Ayla was thinking about Fralie’s baby when she looked up and saw Ranec watching her. This was also the day he wanted to announce their Promise, and with a jolt, she remembered that Jondalar had told her he was leaving. Suddenly she found herself recalling that terrible night when Iza died.

“You are not Clan, Ayla,” Iza had told her. “You were born to the Others, you belong with them. Go north, Ayla. Find your own people. Find your own mate.”

Find your own mate … she thought. Once she thought Jondalar would be her mate, but he was leaving, going to his home without her. Jondalar didn’t want her…

But Ranec did. She wasn’t getting younger. If she was ever going to have a baby, she should be starting one soon. She took a sip of Izas medicine, and swirled the last of the liquid and the dregs in the cup. If she stopped taking Iza’s medicine, and shared Pleasures with Ranec, would that start a baby inside her? She could try it and find out. Maybe she should join with Ranec. Settle with him, have the children of his hearth. Would they be beautiful dark babies with dark eyes and tight curly hair? Or would they be light like her? Maybe both.

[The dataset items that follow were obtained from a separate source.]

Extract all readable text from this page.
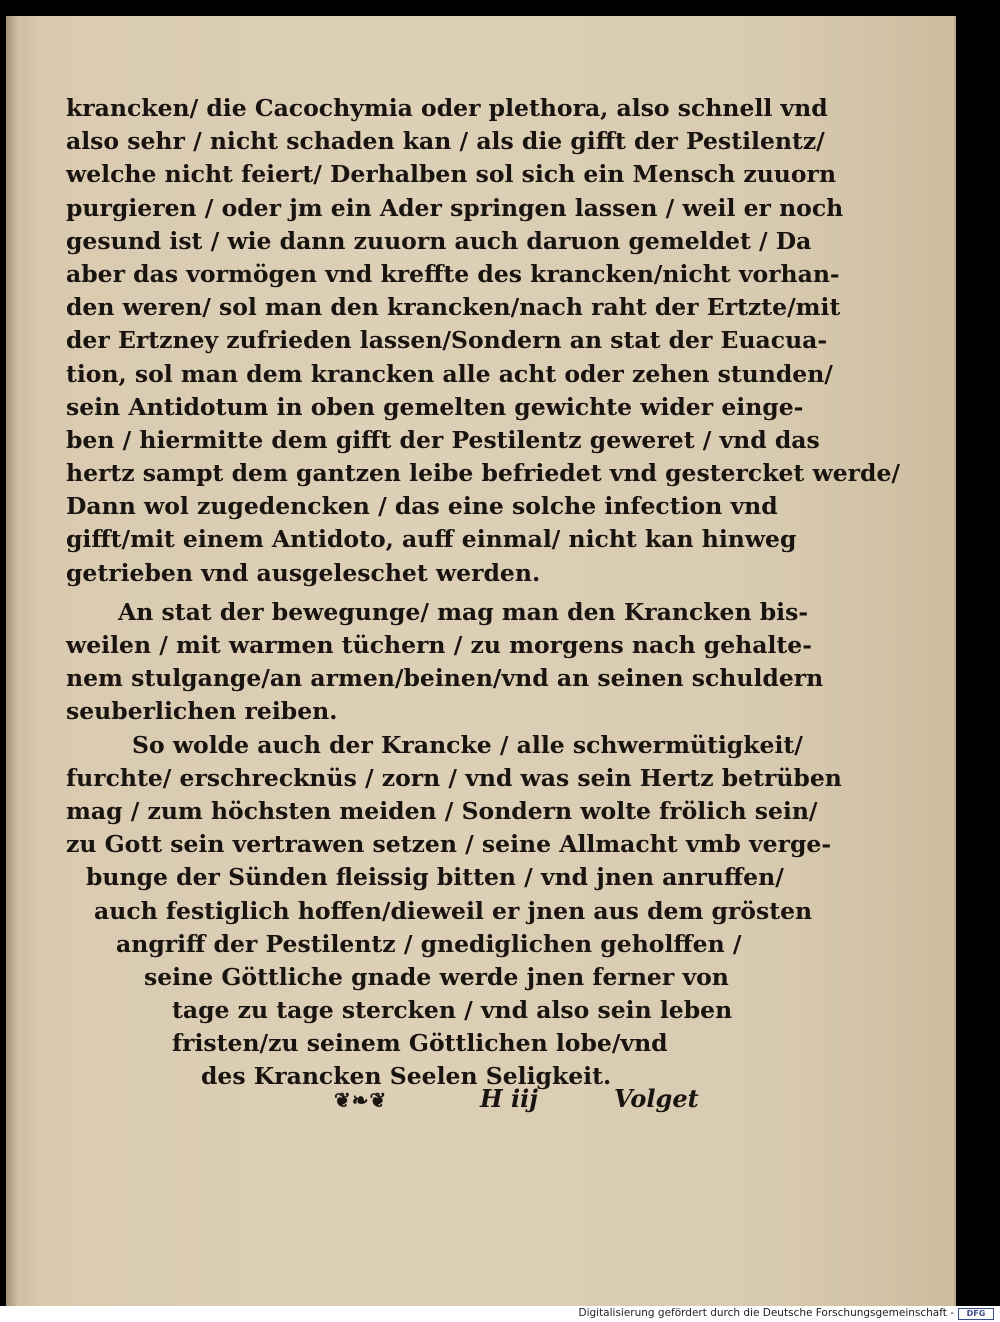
krancken/ die Cacochymia oder plethora, also schnell vnd
also sehr / nicht schaden kan / als die gifft der Pestilentz/
welche nicht feiert/ Derhalben sol sich ein Mensch zuuorn
purgieren / oder jm ein Ader springen lassen / weil er noch
gesund ist / wie dann zuuorn auch daruon gemeldet / Da
aber das vormögen vnd kreffte des krancken/nicht vorhan-
den weren/ sol man den krancken/nach raht der Ertzte/mit
der Ertzney zufrieden lassen/Sondern an stat der Euacua-
tion, sol man dem krancken alle acht oder zehen stunden/
sein Antidotum in oben gemelten gewichte wider einge-
ben / hiermitte dem gifft der Pestilentz geweret / vnd das
hertz sampt dem gantzen leibe befriedet vnd gestercket werde/
Dann wol zugedencken / das eine solche infection vnd
gifft/mit einem Antidoto, auff einmal/ nicht kan hinweg
getrieben vnd ausgeleschet werden.
An stat der bewegunge/ mag man den Krancken bis-
weilen / mit warmen tüchern / zu morgens nach gehalte-
nem stulgange/an armen/beinen/vnd an seinen schuldern
seuberlichen reiben.
So wolde auch der Krancke / alle schwermütigkeit/
furchte/ erschrecknüs / zorn / vnd was sein Hertz betrüben
mag / zum höchsten meiden / Sondern wolte frölich sein/
zu Gott sein vertrawen setzen / seine Allmacht vmb verge-
bunge der Sünden fleissig bitten / vnd jnen anruffen/
auch festiglich hoffen/dieweil er jnen aus dem grösten
angriff der Pestilentz / gnediglichen geholffen /
seine Göttliche gnade werde jnen ferner von
tage zu tage stercken / vnd also sein leben
fristen/zu seinem Göttlichen lobe/vnd
des Krancken Seelen Seligkeit.
❦❧❦	H iij	Volget
Digitalisierung gefördert durch die Deutsche Forschungsgemeinschaft -	DFG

If she stayed here, joined with Ranec, she wouldn’t be so far from the Clan. She would be able to go and get Durc and bring him back. Ranec was good with Rydag, he might not mind having a mixed child at his hearth. Maybe she could formally adopt Durc, make him a Mamutoi.

The thought that it might really be possible to get her son filled her with longing. Maybe it was just as well that Jondalar was leaving without her. If she left with him, she would never see her son again. But if he left without her, she would never see Jondalar again.

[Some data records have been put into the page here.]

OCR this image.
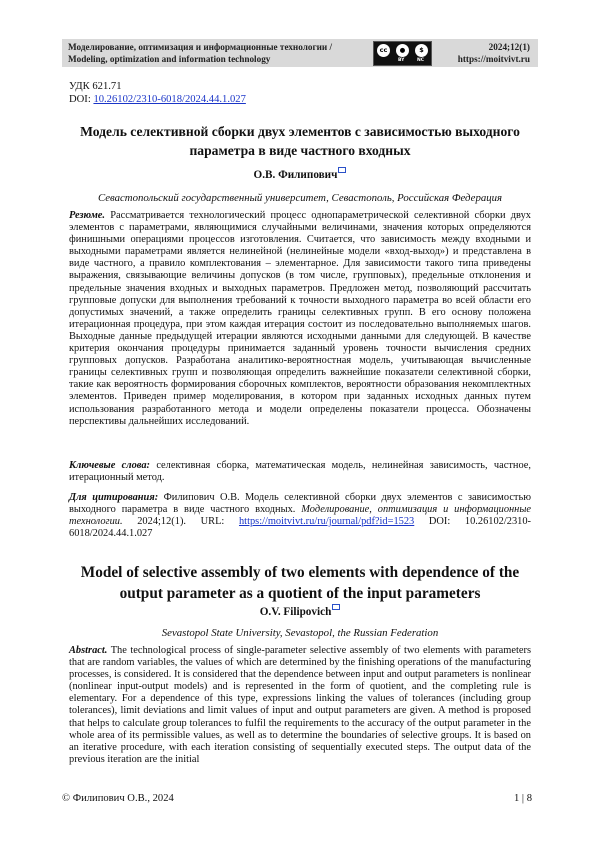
Моделирование, оптимизация и информационные технологии /
Modeling, optimization and information technology
cc	●	$
BY	NC
2024;12(1)
https://moitvivt.ru
УДК 621.71
DOI: 10.26102/2310-6018/2024.44.1.027
Модель селективной сборки двух элементов с зависимостью выходного параметра в виде частного входных
О.В. Филипович
Севастопольский государственный университет, Севастополь, Российская Федерация
Резюме. Рассматривается технологический процесс однопараметрической селективной сборки двух элементов с параметрами, являющимися случайными величинами, значения которых определяются финишными операциями процессов изготовления. Считается, что зависимость между входными и выходными параметрами является нелинейной (нелинейные модели «вход-выход») и представлена в виде частного, а правило комплектования – элементарное. Для зависимости такого типа приведены выражения, связывающие величины допусков (в том числе, групповых), предельные отклонения и предельные значения входных и выходных параметров. Предложен метод, позволяющий рассчитать групповые допуски для выполнения требований к точности выходного параметра во всей области его допустимых значений, а также определить границы селективных групп. В его основу положена итерационная процедура, при этом каждая итерация состоит из последовательно выполняемых шагов. Выходные данные предыдущей итерации являются исходными данными для следующей. В качестве критерия окончания процедуры принимается заданный уровень точности вычисления средних групповых допусков. Разработана аналитико-вероятностная модель, учитывающая вычисленные границы селективных групп и позволяющая определить важнейшие показатели селективной сборки, такие как вероятность формирования сборочных комплектов, вероятности образования некомплектных элементов. Приведен пример моделирования, в котором при заданных исходных данных путем использования разработанного метода и модели определены показатели процесса. Обозначены перспективы дальнейших исследований.
Ключевые слова: селективная сборка, математическая модель, нелинейная зависимость, частное, итерационный метод.
Для цитирования: Филипович О.В. Модель селективной сборки двух элементов с зависимостью выходного параметра в виде частного входных. Моделирование, оптимизация и информационные технологии. 2024;12(1). URL: https://moitvivt.ru/ru/journal/pdf?id=1523 DOI: 10.26102/2310-6018/2024.44.1.027
Model of selective assembly of two elements with dependence of the output parameter as a quotient of the input parameters
O.V. Filipovich
Sevastopol State University, Sevastopol, the Russian Federation
Abstract. The technological process of single-parameter selective assembly of two elements with parameters that are random variables, the values of which are determined by the finishing operations of the manufacturing processes, is considered. It is considered that the dependence between input and output parameters is nonlinear (nonlinear input-output models) and is represented in the form of quotient, and the completing rule is elementary. For a dependence of this type, expressions linking the values of tolerances (including group tolerances), limit deviations and limit values of input and output parameters are given. A method is proposed that helps to calculate group tolerances to fulfil the requirements to the accuracy of the output parameter in the whole area of its permissible values, as well as to determine the boundaries of selective groups. It is based on an iterative procedure, with each iteration consisting of sequentially executed steps. The output data of the previous iteration are the initial
© Филипович О.В., 2024	1 | 8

The choice had been made for her. She would stay. She would join with Ranec. She tried to think about all the positive elements, to convince herself that it would be better to stay. Ranec was a good man, and he loved her and wanted her. And she did like him. It wouldn’t be so terrible to live with him. She could have babies. She could find Durc and bring him to live with them. A good man, her own people, and she would have her son again. That was more than she ever dreamed possible at one time. What more could she ask for? Yes, what more, if Jondalar was leaving.

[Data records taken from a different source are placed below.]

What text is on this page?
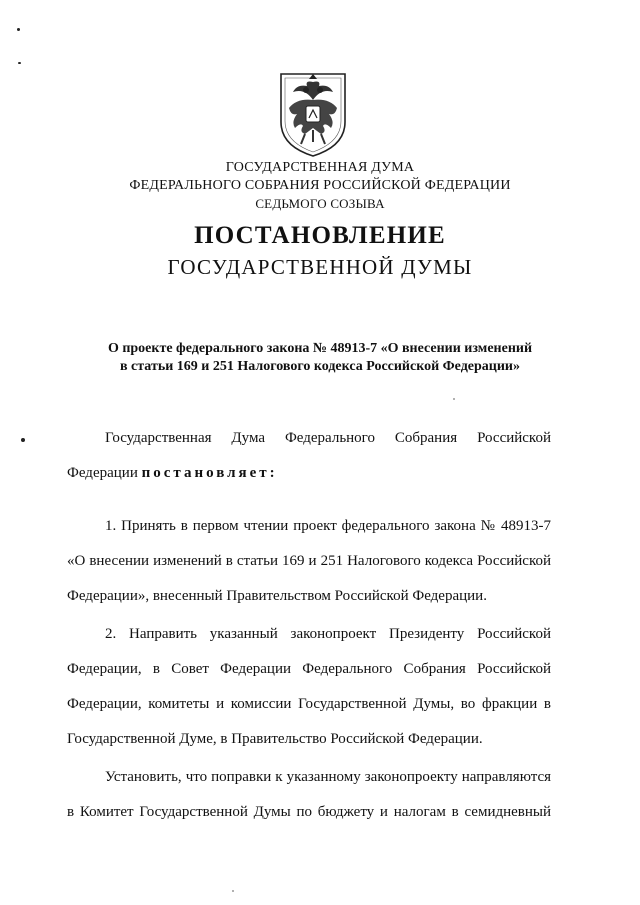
ГОСУДАРСТВЕННАЯ ДУМА
ФЕДЕРАЛЬНОГО СОБРАНИЯ РОССИЙСКОЙ ФЕДЕРАЦИИ
СЕДЬМОГО СОЗЫВА
ПОСТАНОВЛЕНИЕ
ГОСУДАРСТВЕННОЙ ДУМЫ
О проекте федерального закона № 48913-7 «О внесении изменений
в статьи 169 и 251 Налогового кодекса Российской Федерации»
Государственная Дума Федерального Собрания Российской
Федерации постановляет:
1. Принять в первом чтении проект федерального закона № 48913-7
«О внесении изменений в статьи 169 и 251 Налогового кодекса Российской
Федерации», внесенный Правительством Российской Федерации.
2. Направить указанный законопроект Президенту Российской
Федерации, в Совет Федерации Федерального Собрания Российской
Федерации, комитеты и комиссии Государственной Думы, во фракции в
Государственной Думе, в Правительство Российской Федерации.
Установить, что поправки к указанному законопроекту направляются
в Комитет Государственной Думы по бюджету и налогам в семидневный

I’ll tell him, she thought. I’ll tell Ranec he can announce our Promise today. But as she got up and walked toward the Hearth of the Fox, her mind was filled with only one thought. Jondalar was leaving without her. She would never see Jondalar again. Even as the realization came to her, she felt the crushing weight, and closed her eyes to fight back her grief.

“Talut! Nezzie!” Ranec ran out of the lodge looking for the headman and his adoptive mother. When he saw them, he was so excited he could hardly speak. “She agreed! Ayla agreed! The Promise, we’re going to do it! Ayla and me!”

He didn’t even see Jondalar, and if he had, it wouldn’t have mattered. Ranec couldn’t think of anything except that the woman he loved, the woman he wanted more than anyone in the world, had agreed to be his. But Nezzie saw Jondalar, saw him blanch, saw him grab the curved mammoth tusk of the archway for support, and saw the pain on his face. Finally he let go and walked down toward the river, and a fleeting worry crossed her thoughts. The river was swollen and full. It would be easy to swim out and get swept away.

“Mother, I don’t know what to wear today. I can’t make up my mind,” Latie wailed, nervous about the first ceremony that would acknowledge her elevated status.

“Let’s take a look,” Nezzie said, casting a last glance toward the river. Jondalar was not in sight.